Every young American deserves a chance to find purpose. (This is really important to me.) That purpose may come from a four-year university, but it can also come from community college, apprenticeship, the trades, military service, or entrepreneurship. My concern, both as a college administrator and as an American, isn’t simply expanding access to education, but ensuring the education we provide—at every level—is rigorous, meaningful, and directed toward preparing young people for lives of responsibility and community.

Higher education should not be a one-size-fits-all assembly line. Purpose can be found in a classroom, a laboratory, on a military base, a construction site, or in a garage. I don’t want every young person to be pushed into the same mold, but instead given the tools, standards, and opportunities to live meaningful lives.

I have made it my own mission to fight for strong colleges and strong communities—because throwing money at education or lowering standards won’t solve the real problems. Young men and women deserve more than slogans; they deserve a path to purpose.

  • Too often, we send a message that the only respectable path is one that involves a university. That leaves many young men and women feeling alienated or like failures if they don’t follow that route. Purpose should be honored whether it’s found on a university campus or elsewhere.

  • Expanding access means little if what students access is watered down or overtly ideological. Colleges and universities must resist both lowering standards and implementing ideological and divisive fashions like critical theory and DEI. What matter more are truth-seeking, knowledge, and excellence.

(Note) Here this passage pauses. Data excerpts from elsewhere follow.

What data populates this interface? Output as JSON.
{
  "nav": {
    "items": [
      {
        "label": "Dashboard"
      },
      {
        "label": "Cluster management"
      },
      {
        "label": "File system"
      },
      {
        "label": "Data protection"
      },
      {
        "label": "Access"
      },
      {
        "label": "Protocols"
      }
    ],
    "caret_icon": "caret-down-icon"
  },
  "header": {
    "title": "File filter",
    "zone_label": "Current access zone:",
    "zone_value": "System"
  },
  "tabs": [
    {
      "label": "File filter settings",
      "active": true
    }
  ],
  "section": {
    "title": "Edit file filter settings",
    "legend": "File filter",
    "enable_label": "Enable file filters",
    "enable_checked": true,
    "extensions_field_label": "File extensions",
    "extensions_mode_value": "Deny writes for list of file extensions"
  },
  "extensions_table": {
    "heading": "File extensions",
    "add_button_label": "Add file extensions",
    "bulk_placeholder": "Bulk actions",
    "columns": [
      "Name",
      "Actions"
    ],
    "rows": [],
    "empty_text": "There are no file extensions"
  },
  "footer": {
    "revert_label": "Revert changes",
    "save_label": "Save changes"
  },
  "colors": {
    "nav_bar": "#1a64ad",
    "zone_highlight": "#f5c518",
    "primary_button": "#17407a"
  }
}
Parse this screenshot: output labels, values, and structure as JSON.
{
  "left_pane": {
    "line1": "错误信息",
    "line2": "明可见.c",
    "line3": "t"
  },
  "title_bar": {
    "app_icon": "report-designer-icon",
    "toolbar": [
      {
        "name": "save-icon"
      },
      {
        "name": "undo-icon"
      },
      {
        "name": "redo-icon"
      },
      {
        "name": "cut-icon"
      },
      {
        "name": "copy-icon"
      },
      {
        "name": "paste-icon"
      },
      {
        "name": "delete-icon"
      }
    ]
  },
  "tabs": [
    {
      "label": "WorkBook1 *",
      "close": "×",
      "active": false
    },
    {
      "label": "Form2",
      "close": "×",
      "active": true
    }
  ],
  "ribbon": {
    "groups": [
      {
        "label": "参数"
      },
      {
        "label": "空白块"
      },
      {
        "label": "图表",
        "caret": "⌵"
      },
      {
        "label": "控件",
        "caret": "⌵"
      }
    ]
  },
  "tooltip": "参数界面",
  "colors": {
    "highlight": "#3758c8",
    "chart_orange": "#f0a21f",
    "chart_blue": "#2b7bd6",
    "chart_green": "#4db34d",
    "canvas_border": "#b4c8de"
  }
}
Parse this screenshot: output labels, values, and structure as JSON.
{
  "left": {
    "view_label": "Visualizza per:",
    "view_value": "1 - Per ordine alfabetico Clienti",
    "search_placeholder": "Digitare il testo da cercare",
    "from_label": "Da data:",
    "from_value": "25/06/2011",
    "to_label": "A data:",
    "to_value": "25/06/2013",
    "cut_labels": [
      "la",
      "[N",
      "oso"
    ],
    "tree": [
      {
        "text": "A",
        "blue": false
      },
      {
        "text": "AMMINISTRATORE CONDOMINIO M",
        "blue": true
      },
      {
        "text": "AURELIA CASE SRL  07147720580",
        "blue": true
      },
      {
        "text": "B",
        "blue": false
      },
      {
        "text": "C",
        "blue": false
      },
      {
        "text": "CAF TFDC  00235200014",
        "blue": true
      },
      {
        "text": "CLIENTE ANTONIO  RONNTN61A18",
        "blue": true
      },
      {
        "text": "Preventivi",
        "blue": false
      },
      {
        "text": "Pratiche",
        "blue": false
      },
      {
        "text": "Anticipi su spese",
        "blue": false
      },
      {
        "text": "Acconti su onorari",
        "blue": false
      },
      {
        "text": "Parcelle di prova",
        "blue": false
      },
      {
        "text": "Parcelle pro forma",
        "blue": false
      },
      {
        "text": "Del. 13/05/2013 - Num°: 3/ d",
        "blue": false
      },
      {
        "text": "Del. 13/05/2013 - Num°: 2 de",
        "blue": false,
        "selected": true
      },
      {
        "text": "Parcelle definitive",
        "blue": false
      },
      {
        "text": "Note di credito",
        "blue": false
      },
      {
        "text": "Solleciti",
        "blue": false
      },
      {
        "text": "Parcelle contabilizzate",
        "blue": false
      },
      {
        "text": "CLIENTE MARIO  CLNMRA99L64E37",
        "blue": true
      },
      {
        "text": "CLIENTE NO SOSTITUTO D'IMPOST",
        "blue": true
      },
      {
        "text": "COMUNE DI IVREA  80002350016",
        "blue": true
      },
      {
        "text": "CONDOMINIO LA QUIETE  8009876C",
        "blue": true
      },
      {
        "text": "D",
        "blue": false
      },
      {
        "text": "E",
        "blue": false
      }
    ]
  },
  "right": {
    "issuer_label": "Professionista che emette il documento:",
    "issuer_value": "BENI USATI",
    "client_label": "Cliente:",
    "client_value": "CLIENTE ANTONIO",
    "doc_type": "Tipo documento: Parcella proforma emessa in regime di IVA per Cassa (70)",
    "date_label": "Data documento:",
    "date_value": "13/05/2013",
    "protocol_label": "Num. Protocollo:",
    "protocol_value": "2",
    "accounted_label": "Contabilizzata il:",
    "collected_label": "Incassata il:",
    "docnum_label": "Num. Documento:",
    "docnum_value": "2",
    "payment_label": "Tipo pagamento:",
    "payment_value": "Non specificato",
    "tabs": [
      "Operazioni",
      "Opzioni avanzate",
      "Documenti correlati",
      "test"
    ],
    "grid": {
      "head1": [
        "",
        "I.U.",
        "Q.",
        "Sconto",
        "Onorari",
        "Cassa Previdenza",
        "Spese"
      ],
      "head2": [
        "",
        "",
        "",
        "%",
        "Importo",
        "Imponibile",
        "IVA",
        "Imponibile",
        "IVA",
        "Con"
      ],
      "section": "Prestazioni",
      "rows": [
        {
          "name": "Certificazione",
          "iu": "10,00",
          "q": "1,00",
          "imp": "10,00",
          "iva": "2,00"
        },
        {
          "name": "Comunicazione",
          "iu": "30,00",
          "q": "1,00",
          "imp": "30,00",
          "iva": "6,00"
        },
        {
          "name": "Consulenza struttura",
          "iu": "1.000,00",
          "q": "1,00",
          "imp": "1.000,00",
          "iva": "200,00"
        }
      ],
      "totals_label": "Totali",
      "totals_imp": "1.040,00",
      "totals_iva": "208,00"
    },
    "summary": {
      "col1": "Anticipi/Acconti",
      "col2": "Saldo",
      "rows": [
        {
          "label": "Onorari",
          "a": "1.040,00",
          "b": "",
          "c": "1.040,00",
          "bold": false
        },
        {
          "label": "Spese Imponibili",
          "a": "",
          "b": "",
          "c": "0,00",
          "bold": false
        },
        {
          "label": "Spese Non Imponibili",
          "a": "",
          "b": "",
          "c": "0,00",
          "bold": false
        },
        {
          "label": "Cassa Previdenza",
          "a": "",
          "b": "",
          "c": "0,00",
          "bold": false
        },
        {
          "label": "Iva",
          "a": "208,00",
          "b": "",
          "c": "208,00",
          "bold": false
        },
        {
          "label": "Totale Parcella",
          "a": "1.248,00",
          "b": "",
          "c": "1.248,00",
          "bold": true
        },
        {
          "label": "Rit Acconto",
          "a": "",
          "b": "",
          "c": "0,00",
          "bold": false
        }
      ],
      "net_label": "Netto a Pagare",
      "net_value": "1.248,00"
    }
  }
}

  • Too many young people are adrift, falling behind academically and socially. And too often they turn to destructive influences for meaning. Education—broadly defined—can and should offer them a healthy path forward.

  • Purpose-driven citizens, whether college graduates or skilled tradespeople, strengthen families, communities, and the nation as a whole.

Why it Matters

  • Encourage parity of esteem between community colleges, trades, apprenticeships, and military service—so no young person feels their path is “lesser” if it doesn’t involve a four-year degree.

  • Push back against lowering admissions or curricular standards; excellence and rigor must remain at the heart of higher education.

  • Incentivize programs that prioritize mentorship, civic education, and personal growth—not just career placement.

    Furthermore, students ought to be trained in skills and to be productive members of the community, not rank-and-file political activists.

  • Expand access to high-quality community college-sponsored vocational training and apprenticeships so students graduate into purpose-filled lives, whether they attend a four-year institution or do something else.

  • Support reforms that make both college and trades training affordable, while holding institutions accountable for student outcomes.

Policies that Work

Higher education institutions must definitely support students, but institutions should not be defined by political projects, including social justice activism. Colleges and universities should not elevate one ideological mission above others, and if we would be wary of turning colleges into instruments for advancing patriotism or nationalism, we should be equally cautious about turning them into instruments for advancing social justice or critical theory.

I believe that a central purpose of colleges and universities is to provide a space where competing ideas can be examined, debated, and challenged rather than institutionally prescribed. Higher education institutions may contribute to liberty, justice, and equality, but their legitimacy rests on their commitment to student development, truth-seeking, and intellectual inquiry—not on advancing any particular political goal. When a college or university defines itself primarily by a political mission, it risks undermining the qualities that make higher education valuable in the first place.